|
TURNOCK READING ROOM
Evaluating the performance of local
health agencies: the 10 public health practices vs. the 10 public health services---a
clarification
Turnock BJ and Handler
AS---Division of Community Health Sciences, University of Illinois at Chicago, School of
Public Health
Amer Jour Public Health
1995;85:1295-96 (letter; also available in PDF
format)
Once again, Arden Miller and his
colleagues have advanced our understanding of the important work of local health
departments through their development of a tool to measure the performance of public
health's core functions at the local level.1 Their use of 10 public health
practices that operationally define the three core functions identified in the Institute
of Medicine (IOM) report provides additional evidence that this framework can be
successfully applied to both the measurement and improvement of public health practice by
focusing on function rather than form. Miller and colleagues' important work, and that
undertaken by investigators at the University of Illinois at Chicago, the University of
South Florida, and the Centers for Disease Control and Prevention, have established
important footholds on this slippery slope.2-7
Recently, the lack of concurrence
among various US Public Health Service agencies as to how the content of public health
practice should be characterized.
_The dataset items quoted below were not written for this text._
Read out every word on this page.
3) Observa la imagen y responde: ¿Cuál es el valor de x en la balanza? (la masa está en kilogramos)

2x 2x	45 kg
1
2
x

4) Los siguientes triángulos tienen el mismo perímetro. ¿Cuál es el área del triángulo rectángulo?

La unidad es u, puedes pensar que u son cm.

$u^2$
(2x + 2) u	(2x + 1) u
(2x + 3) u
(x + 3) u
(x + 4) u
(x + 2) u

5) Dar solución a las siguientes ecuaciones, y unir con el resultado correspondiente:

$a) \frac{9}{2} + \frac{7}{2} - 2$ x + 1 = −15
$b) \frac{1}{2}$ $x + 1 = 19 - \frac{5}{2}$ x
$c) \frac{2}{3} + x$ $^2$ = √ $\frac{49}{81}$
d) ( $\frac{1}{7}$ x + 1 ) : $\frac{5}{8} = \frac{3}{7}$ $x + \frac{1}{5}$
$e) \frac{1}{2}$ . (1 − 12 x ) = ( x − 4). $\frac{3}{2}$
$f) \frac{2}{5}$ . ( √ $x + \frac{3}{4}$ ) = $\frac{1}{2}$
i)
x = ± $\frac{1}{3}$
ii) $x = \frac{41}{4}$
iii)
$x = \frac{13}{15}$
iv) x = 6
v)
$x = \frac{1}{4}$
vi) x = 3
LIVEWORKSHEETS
Together with the need for a unitary and understandable
approach to public health in the health reform debate, led to the development of a listing
of 10 essential public health services.8 Although many of the concepts embodied
in the essential public health services are recognizable in the 10 public health
practices, the two list are dissimilar enough to raise important questions. Should
investigators such as Miller et al and ourselves drop the 10-practice construct for the
essential services framework? Or alternatively, are these formulations different enough
and developed for distinct enough purposes to peacefully coexist?
The 10 practices were developed
specifically to operationally define IOM's three core functions at the local level so that
local public health practice could be measured in terms consistent with Year 2000 National
Health Objective 8.14 (90% of the population to be served by a local health department
that is effectively addressing the core functions of public health). They reflect the
organizational or collective processes through which public health inputs (work force,
information, organizational relationships) are applied to address the broad functions of
public health. These processes result in outputs that are recognizable as programs and
services intended to improve community health status, the ultimate outcome of the public
health enterprise. The use of this framework, therefore, seems logical for activities that
focus on local public health performance in comparison to a national target or optimal
organizational performance.
The essential public health
services were developed for an entirely different application, namely, to describe public
health activities more understandably for external audiences and constituencies. This has
been widely perceived to be necessary to secure or even maintain public resources for
population-based, community-oriented prevention efforts, but especially to serve as a
basis for the funding of core public health functions once this opportunity materialized
in the national health reform debate. A list of core functions was deemed necessary in
view of the conflicting language between health reform's version of core functions and
that promoted by the IOM report. As a result, health reform's core functions were recast
by the US Public Health Service as essential public health services. They actually
represent a mixed bag of inputs, processes, and outputs that serve a useful purpose, but
that may not provide the most rational basis for assessing and enhancing local public
health practice.
In sum, although these two
formulations are generally compatible (embodying basically the same concepts), they were
derived for quite different applications and should not be viewed as generic equivalents.
In our view, if we are committed to an effective public health presence at the local
level, it is essential that we not only clearly describe these activities to our
constituencies but reliably measure these efforts as well. In this age of public
accountability, building support for public health and building capacity for effective
public health practice must go forward hand in hand.
References
-
Miller CA, Moore KS, Moore TB, Monk
JD. A proposed method for assessing the performance of local public health functions and
practices. Am J Public Health 1994;84:1743-1749.
-
Roper WL, Baker EL, Dyal WW, Nicola
RM. Strengthening the public health system. Public Health Rep 1992;107:609-615.
-
Turnock BJ, Handler A, Dyal WW, et
al. Implementing and assessing organizational practices in local health departments.
Public
Health Rep 1994;109:478-484.
-
Studnicki J, Steverson B, Blais HN,
et al. An analysis of organizational practices: a methodology to describe the work
activities of the local health department. Public Health Rep 1994;109:485-490.
-
Turnock BJ, Handler A, Hall W, et
al. Local health department effectiveness in addressing the core functions of public
health. Public Health Rep 1994;109:654-658.
-
Miller CA, Moore KS, Richards TB,
McKaig C. A screening survey to assess local public health performance. Public Health
Rep 1994;109:659-664.
-
Oberle MW, Baker EL, Magenheim MJ.
Healthy people 2000 and community health planning. Ann Rev Public Health
1994;15:259-275.
-
Baker EL, Melton RJ, Stange PV, et
al. Health reform and the health of the public. JAMA 1994;272:1276-1282.